L’homme opérait discrètement dans les couloirs de l’établissement hospitalier, se présentant comme une personne serviable prête à orienter les malades. Une fois la confiance installée, il s’informait sur la nature du problème médical ainsi que sur les moyens financiers de ses victimes, avant de simuler de prétendues démarches de paiement auprès des services de l’hôpital. Les personnes piégées se retrouvaient alors dépouillées de sommes importantes, sans aucune assistance.

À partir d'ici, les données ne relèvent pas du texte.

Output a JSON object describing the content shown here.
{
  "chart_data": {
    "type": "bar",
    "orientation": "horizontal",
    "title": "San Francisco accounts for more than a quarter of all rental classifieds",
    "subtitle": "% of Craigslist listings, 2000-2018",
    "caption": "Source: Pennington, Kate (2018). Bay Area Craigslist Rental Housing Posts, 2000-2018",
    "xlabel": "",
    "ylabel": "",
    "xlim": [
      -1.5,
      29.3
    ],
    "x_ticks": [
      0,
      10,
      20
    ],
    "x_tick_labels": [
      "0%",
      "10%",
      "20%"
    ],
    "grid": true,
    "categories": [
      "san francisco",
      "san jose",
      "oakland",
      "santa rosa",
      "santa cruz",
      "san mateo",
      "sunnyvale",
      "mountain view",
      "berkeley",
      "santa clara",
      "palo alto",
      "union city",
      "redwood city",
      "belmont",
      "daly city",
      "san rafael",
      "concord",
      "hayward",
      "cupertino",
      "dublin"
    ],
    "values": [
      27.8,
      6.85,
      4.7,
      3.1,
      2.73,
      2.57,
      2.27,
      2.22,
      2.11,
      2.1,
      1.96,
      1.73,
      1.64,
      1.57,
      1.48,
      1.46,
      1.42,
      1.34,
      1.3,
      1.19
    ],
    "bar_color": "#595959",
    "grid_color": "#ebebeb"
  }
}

D’après L’Observateur, c’est une tentative de trop qui a conduit à son arrestation. Ce jour-là, il accompagne une patiente jusqu’à la caisse en se faisant passer pour un intermédiaire chargé de faciliter les formalités. Pour renforcer sa crédibilité, il présente une carte se réclamant d’une autorité militaire, censée justifier son intervention.
Cependant, l’agent de caisse remarque une anomalie sur le document présenté. Elle alerte discrètement le service de sécurité et, se rappelant un individu déjà signalé dans des affaires similaires, consulte des images issues de la vidéosurveillance. La concordance est immédiate.

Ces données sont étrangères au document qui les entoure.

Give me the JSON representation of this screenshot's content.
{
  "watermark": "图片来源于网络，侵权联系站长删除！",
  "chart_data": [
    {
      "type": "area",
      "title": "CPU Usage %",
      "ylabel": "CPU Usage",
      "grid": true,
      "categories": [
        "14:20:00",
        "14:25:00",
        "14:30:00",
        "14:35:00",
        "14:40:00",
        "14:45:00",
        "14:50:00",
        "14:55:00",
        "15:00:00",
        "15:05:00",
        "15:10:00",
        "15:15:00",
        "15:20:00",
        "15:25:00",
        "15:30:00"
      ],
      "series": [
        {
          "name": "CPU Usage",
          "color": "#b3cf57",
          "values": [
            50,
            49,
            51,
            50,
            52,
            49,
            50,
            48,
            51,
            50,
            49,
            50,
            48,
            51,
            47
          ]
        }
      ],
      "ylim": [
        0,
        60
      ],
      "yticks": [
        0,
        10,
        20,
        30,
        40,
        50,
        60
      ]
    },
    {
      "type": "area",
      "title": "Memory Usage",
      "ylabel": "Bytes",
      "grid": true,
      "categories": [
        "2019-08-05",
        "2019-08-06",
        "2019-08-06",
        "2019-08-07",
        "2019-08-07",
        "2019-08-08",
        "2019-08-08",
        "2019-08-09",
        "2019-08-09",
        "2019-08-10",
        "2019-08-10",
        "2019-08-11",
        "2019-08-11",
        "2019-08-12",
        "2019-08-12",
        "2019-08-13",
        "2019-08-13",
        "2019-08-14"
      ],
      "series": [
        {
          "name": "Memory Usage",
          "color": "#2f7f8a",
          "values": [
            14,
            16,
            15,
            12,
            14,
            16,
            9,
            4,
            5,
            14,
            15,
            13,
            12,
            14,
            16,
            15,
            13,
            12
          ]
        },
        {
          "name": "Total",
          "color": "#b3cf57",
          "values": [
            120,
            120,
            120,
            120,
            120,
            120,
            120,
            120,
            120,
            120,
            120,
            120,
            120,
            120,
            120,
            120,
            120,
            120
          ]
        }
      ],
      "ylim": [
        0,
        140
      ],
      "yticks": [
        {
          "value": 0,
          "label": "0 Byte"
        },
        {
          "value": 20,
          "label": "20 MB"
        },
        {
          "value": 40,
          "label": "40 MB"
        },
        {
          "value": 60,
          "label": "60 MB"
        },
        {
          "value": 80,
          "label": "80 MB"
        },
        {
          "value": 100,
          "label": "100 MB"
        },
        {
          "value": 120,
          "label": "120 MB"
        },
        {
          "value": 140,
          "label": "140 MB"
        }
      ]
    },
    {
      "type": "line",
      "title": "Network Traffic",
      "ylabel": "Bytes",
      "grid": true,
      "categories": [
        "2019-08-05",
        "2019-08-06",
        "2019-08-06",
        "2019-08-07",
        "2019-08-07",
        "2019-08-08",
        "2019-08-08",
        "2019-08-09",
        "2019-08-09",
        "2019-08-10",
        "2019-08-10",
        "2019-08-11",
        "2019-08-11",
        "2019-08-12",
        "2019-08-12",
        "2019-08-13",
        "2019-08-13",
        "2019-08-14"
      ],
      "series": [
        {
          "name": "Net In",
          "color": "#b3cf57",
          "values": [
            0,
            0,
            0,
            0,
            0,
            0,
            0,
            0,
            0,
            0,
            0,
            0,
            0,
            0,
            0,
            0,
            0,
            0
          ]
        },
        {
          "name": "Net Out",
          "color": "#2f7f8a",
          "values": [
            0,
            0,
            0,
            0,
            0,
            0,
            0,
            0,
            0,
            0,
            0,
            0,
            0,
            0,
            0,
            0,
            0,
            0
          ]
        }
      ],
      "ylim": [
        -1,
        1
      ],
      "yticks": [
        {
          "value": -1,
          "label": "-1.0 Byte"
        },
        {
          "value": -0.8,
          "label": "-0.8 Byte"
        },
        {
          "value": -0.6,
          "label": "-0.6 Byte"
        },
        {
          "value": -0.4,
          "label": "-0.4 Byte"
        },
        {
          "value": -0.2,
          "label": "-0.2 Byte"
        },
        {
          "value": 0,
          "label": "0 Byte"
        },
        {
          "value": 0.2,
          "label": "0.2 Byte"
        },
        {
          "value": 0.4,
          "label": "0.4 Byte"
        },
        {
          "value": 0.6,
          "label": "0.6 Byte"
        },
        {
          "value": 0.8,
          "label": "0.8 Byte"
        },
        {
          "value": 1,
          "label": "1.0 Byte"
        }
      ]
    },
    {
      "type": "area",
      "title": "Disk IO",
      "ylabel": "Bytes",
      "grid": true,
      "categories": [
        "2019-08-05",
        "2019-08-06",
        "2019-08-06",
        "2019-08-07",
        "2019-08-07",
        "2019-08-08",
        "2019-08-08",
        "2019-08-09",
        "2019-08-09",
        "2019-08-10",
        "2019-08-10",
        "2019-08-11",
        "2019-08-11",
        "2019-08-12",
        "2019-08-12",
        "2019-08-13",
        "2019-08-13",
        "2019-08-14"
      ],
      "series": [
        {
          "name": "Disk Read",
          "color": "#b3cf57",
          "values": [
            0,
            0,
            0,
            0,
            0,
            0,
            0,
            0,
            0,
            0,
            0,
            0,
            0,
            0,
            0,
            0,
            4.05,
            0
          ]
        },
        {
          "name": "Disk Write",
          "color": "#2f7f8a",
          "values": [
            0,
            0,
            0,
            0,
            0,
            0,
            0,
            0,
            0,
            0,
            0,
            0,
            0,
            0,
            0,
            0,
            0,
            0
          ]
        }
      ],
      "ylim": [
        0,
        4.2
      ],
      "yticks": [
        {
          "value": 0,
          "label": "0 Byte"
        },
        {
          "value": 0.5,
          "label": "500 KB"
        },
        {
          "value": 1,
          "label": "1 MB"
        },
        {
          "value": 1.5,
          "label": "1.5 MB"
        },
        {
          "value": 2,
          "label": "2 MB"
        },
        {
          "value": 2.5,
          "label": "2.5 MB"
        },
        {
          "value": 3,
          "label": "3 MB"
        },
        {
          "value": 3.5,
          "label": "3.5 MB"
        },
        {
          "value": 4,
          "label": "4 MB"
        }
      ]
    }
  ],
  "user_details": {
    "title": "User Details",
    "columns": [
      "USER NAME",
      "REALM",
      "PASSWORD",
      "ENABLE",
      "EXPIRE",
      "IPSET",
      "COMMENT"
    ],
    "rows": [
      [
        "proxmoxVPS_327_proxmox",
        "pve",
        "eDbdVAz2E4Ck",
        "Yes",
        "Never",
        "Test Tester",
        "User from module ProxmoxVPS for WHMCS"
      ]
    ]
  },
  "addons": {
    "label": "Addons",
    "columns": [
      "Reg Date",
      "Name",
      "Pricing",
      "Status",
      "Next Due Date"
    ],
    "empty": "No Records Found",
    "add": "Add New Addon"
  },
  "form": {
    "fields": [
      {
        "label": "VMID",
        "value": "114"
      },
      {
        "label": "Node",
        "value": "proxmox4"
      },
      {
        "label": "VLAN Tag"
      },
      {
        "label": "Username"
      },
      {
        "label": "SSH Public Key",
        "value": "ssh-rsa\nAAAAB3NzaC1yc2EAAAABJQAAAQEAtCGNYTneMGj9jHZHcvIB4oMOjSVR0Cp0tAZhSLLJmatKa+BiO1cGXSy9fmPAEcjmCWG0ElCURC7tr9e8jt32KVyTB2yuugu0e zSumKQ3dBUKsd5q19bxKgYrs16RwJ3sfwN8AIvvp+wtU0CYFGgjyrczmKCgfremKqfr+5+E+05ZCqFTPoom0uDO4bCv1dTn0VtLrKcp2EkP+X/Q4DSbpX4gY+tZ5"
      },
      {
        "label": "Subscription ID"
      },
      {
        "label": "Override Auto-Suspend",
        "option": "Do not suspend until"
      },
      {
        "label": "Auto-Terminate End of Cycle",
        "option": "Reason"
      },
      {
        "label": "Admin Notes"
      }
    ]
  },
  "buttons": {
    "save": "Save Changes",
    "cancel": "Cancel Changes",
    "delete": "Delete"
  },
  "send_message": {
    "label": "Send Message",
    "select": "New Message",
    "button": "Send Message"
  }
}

Les agents de sécurité interviennent alors et procèdent à l’interpellation de l’individu, qui est ensuite remis à la police de Golf Sud. La fouille permet de découvrir plusieurs pièces d’identité établies à des noms différents, ainsi qu’une substance assimilée à du chanvre indien, que le suspect aurait tenté de se débarrasser au moment de son arrestation.

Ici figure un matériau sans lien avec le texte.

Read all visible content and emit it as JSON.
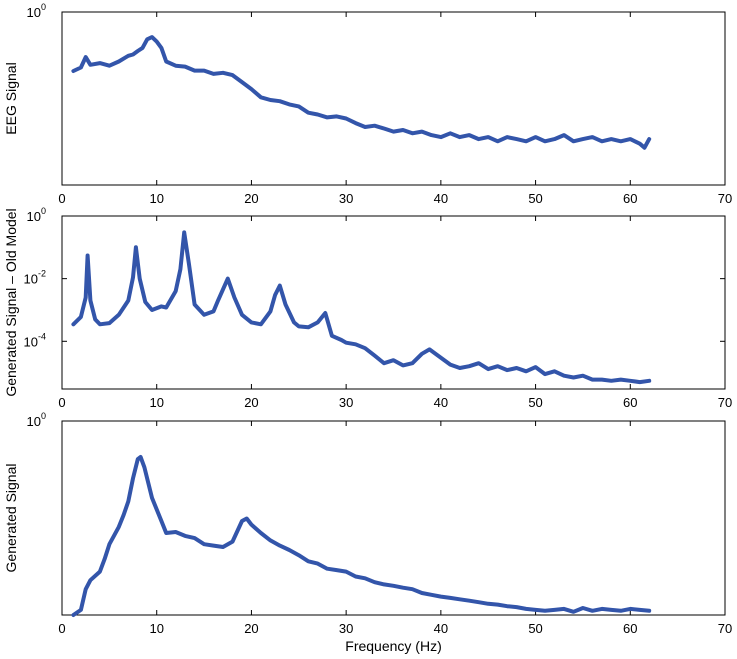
{
  "chart_data": [
    {
      "type": "line",
      "ylabel": "EEG Signal",
      "xlabel": "",
      "xlim": [
        0,
        70
      ],
      "x_ticks": [
        "0",
        "10",
        "20",
        "30",
        "40",
        "50",
        "60",
        "70"
      ],
      "y_scale": "log",
      "ylim": [
        0.003,
        1
      ],
      "y_ticks": [
        {
          "value": 1,
          "base": "10",
          "exp": "0"
        }
      ],
      "series": [
        {
          "color": "#3355aa",
          "x": [
            1.2,
            2,
            2.5,
            3,
            4,
            5,
            6,
            7,
            7.5,
            8,
            8.5,
            9,
            9.5,
            10,
            10.5,
            11,
            12,
            13,
            14,
            15,
            16,
            17,
            18,
            19,
            20,
            21,
            22,
            23,
            24,
            25,
            26,
            27,
            28,
            29,
            30,
            31,
            32,
            33,
            34,
            35,
            36,
            37,
            38,
            39,
            40,
            41,
            42,
            43,
            44,
            45,
            46,
            47,
            48,
            49,
            50,
            51,
            52,
            53,
            54,
            55,
            56,
            57,
            58,
            59,
            60,
            61,
            61.5,
            62
          ],
          "y": [
            0.138,
            0.155,
            0.22,
            0.17,
            0.18,
            0.165,
            0.19,
            0.23,
            0.24,
            0.27,
            0.3,
            0.4,
            0.43,
            0.37,
            0.3,
            0.19,
            0.165,
            0.16,
            0.14,
            0.14,
            0.125,
            0.13,
            0.12,
            0.095,
            0.075,
            0.057,
            0.052,
            0.05,
            0.045,
            0.042,
            0.034,
            0.032,
            0.029,
            0.03,
            0.028,
            0.024,
            0.021,
            0.022,
            0.02,
            0.018,
            0.019,
            0.017,
            0.018,
            0.016,
            0.015,
            0.017,
            0.015,
            0.016,
            0.014,
            0.015,
            0.013,
            0.015,
            0.014,
            0.013,
            0.015,
            0.013,
            0.014,
            0.016,
            0.013,
            0.014,
            0.015,
            0.013,
            0.014,
            0.013,
            0.014,
            0.012,
            0.0105,
            0.014
          ]
        }
      ]
    },
    {
      "type": "line",
      "ylabel": "Generated Signal – Old Model",
      "xlabel": "",
      "xlim": [
        0,
        70
      ],
      "x_ticks": [
        "0",
        "10",
        "20",
        "30",
        "40",
        "50",
        "60",
        "70"
      ],
      "y_scale": "log",
      "ylim": [
        3e-06,
        1
      ],
      "y_ticks": [
        {
          "value": 1,
          "base": "10",
          "exp": "0"
        },
        {
          "value": 0.01,
          "base": "10",
          "exp": "-2"
        },
        {
          "value": 0.0001,
          "base": "10",
          "exp": "-4"
        }
      ],
      "series": [
        {
          "color": "#3355aa",
          "x": [
            1.2,
            2,
            2.5,
            2.7,
            3,
            3.5,
            4,
            5,
            6,
            7,
            7.5,
            7.8,
            8.2,
            8.8,
            9.5,
            10.5,
            11,
            12,
            12.5,
            12.9,
            13.4,
            14,
            15,
            16,
            16.5,
            17.5,
            18.2,
            19,
            20,
            21,
            22,
            22.5,
            23,
            23.6,
            24.5,
            25,
            26,
            27,
            27.8,
            28.5,
            29.5,
            30,
            31,
            32,
            33,
            34,
            35,
            36,
            37,
            38,
            38.8,
            40,
            41,
            42,
            43,
            44,
            45,
            46,
            47,
            48,
            49,
            50,
            51,
            52,
            53,
            54,
            55,
            56,
            57,
            58,
            59,
            60,
            61,
            62
          ],
          "y": [
            0.00035,
            0.0006,
            0.0025,
            0.055,
            0.002,
            0.0005,
            0.00035,
            0.00038,
            0.0007,
            0.002,
            0.011,
            0.1,
            0.01,
            0.0018,
            0.001,
            0.0013,
            0.0012,
            0.004,
            0.02,
            0.3,
            0.03,
            0.0015,
            0.0007,
            0.0009,
            0.0021,
            0.01,
            0.0025,
            0.0007,
            0.0004,
            0.00035,
            0.0009,
            0.003,
            0.006,
            0.0015,
            0.0004,
            0.0003,
            0.00028,
            0.0004,
            0.0008,
            0.00015,
            0.00011,
            9e-05,
            8e-05,
            6e-05,
            3.5e-05,
            2e-05,
            2.5e-05,
            1.7e-05,
            2e-05,
            4e-05,
            5.5e-05,
            3e-05,
            1.8e-05,
            1.4e-05,
            1.6e-05,
            2e-05,
            1.3e-05,
            1.6e-05,
            1.2e-05,
            1.4e-05,
            1.1e-05,
            1.5e-05,
            9e-06,
            1.1e-05,
            8e-06,
            7e-06,
            8e-06,
            6e-06,
            6e-06,
            5.5e-06,
            6e-06,
            5.5e-06,
            5e-06,
            5.5e-06
          ]
        }
      ]
    },
    {
      "type": "line",
      "ylabel": "Generated Signal",
      "xlabel": "Frequency (Hz)",
      "xlim": [
        0,
        70
      ],
      "x_ticks": [
        "0",
        "10",
        "20",
        "30",
        "40",
        "50",
        "60",
        "70"
      ],
      "y_scale": "log",
      "ylim": [
        0.003,
        1
      ],
      "y_ticks": [
        {
          "value": 1,
          "base": "10",
          "exp": "0"
        }
      ],
      "series": [
        {
          "color": "#3355aa",
          "x": [
            1.2,
            2,
            2.5,
            3,
            4,
            4.5,
            5,
            6,
            6.5,
            7,
            7.5,
            8,
            8.3,
            8.7,
            9.5,
            10.5,
            11,
            12,
            13,
            14,
            15,
            16,
            17,
            18,
            19,
            19.5,
            20,
            21,
            22,
            23,
            24,
            25,
            26,
            27,
            28,
            29,
            30,
            31,
            32,
            33,
            34,
            35,
            36,
            37,
            38,
            39,
            40,
            41,
            42,
            43,
            44,
            45,
            46,
            47,
            48,
            49,
            50,
            51,
            52,
            53,
            54,
            55,
            56,
            57,
            58,
            59,
            60,
            61,
            62
          ],
          "y": [
            0.003,
            0.0035,
            0.0065,
            0.0085,
            0.011,
            0.016,
            0.025,
            0.042,
            0.06,
            0.09,
            0.18,
            0.32,
            0.34,
            0.25,
            0.1,
            0.05,
            0.035,
            0.036,
            0.032,
            0.03,
            0.025,
            0.024,
            0.023,
            0.027,
            0.05,
            0.054,
            0.045,
            0.035,
            0.028,
            0.024,
            0.021,
            0.018,
            0.015,
            0.014,
            0.012,
            0.0115,
            0.011,
            0.0095,
            0.009,
            0.008,
            0.0075,
            0.0072,
            0.0068,
            0.0065,
            0.0058,
            0.0055,
            0.0052,
            0.005,
            0.0048,
            0.0046,
            0.0044,
            0.0042,
            0.0041,
            0.0039,
            0.0038,
            0.0036,
            0.0035,
            0.0034,
            0.0035,
            0.0036,
            0.0033,
            0.0037,
            0.0034,
            0.0036,
            0.0035,
            0.0034,
            0.0036,
            0.0035,
            0.0034
          ]
        }
      ]
    }
  ]
}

Lors de son audition, l’intéressé affirme avoir trouvé l’un des documents utilisés. Toutefois, l’enquête révèle qu’il ne s’agirait pas de son premier acte. Un fait similaire aurait déjà été commis en novembre 2025, avec le vol d’un téléphone de grande valeur, ensuite revendu sur le marché.
Placée en garde à vue, la personne interpellée est poursuivie pour plusieurs chefs, notamment pour usurpation de fonction, escroquerie, vol et détention de substance interdite.